I've replaced enough electrical fire damaged receptacles to know this for a fact.

Jim Port 11-16-2010 03:24 PM

Quote:

Originally Posted by michaelcherr (Post 535327)
No, you cannot use a receptacle rated for 15amps on a 20 amp circuit.
I've replaced enough electrical fire damaged receptacles to know this for a fact.

Funny, the only difference is the shape of the slot configuration. The NEC also disagrees with you too.

CoconutPete 11-16-2010 03:36 PM

I thought the 15amp receptacle was only OK on 20 amp circuits if it was NOT the only outlet on the circuit. Since the washing machine has to have it's own - it would be the only one and would need to be a 20amp receptacle?

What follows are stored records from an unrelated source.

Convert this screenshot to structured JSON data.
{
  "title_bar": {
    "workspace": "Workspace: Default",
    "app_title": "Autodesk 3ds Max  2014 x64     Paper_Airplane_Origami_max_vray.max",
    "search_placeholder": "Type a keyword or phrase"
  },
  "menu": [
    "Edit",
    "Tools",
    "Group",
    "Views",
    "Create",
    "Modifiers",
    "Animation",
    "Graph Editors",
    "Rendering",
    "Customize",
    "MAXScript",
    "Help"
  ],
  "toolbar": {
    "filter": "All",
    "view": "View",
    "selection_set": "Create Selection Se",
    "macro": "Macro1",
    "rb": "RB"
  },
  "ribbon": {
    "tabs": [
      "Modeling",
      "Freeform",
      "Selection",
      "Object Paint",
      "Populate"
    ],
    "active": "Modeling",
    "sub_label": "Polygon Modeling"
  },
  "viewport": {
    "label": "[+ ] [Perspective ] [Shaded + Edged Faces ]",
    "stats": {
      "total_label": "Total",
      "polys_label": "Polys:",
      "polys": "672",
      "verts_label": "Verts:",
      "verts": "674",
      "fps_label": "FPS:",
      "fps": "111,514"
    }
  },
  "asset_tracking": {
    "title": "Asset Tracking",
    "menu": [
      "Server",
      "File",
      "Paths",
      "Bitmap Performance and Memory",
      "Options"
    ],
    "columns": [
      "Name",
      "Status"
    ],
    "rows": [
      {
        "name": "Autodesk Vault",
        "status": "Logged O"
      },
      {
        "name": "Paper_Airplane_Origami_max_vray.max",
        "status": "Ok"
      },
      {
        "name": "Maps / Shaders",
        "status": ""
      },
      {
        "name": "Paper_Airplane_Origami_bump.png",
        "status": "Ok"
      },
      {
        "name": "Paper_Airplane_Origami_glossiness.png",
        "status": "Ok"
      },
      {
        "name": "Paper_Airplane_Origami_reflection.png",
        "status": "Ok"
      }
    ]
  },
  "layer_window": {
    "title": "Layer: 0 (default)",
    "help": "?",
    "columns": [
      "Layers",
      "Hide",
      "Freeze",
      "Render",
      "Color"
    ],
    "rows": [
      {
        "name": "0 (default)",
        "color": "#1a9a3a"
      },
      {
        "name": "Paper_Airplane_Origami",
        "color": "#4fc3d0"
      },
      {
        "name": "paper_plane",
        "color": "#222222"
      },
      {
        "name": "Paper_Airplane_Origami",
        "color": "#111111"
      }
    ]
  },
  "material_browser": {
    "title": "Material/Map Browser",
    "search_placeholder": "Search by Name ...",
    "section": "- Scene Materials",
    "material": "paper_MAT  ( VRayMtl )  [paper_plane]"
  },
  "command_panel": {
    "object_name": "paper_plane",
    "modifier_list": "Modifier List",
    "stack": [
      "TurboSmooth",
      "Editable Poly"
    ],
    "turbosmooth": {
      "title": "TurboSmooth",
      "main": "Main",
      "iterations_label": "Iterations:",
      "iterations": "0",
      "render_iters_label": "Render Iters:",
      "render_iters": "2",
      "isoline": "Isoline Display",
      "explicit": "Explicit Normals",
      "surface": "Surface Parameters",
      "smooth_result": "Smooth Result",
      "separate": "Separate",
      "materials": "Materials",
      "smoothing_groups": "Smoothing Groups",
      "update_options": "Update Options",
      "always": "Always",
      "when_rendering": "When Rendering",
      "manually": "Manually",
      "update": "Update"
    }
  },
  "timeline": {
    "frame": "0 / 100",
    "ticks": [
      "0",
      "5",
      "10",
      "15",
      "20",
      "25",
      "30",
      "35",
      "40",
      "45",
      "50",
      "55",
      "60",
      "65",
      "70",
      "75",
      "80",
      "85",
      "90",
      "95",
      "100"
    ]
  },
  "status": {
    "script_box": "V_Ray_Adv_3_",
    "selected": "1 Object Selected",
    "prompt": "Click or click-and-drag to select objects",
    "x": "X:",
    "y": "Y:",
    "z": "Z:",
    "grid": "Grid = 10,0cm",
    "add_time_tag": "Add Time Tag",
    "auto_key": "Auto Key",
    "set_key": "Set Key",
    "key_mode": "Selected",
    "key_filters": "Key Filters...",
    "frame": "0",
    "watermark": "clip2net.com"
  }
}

Scuba_Dave 11-16-2010 04:25 PM

Quote:

Originally Posted by michaelcherr (Post 535327)
No, you cannot use a receptacle rated for 15amps on a 20 amp circuit.
I've replaced enough electrical fire damaged receptacles to know this for a fact.

Where are you located ?
It is allowed in the US under NEC, as long as it is a duplex receptacle
15a rated for 20a pass thru
You will rarely see a true 20a on any new house
Unless the owner for some reason requests it

paulyg 11-16-2010 04:43 PM

Is the basement/laundry area finished? I'm guessing not based on age of house and comments about an "easy run". I'm 95% sure all outlets in unfinished basements need to be GFCI protected. So you'll need a GFCI outlet (what I would do) or a GFCI breaker.

AllanJ 11-16-2010 05:15 PM

Quote:

Originally Posted by michaelcherr (Post 535264)
Do not switch from a 15amp circuit to a 20 unless you replace every piece of wiring switch and outlet on that circuit.
If you have room in your box, pull out the outlet by the washer, cap it off and run a new circuit.

Or you can leave the existing receptacle there and run the new 12 gauge circuit to a new receptacle nearby.

Nothing forbids you from having other receptacles in the laundry area fed by another circuit that may serve other rooms or that may have lighting loads or that may be 15 amp.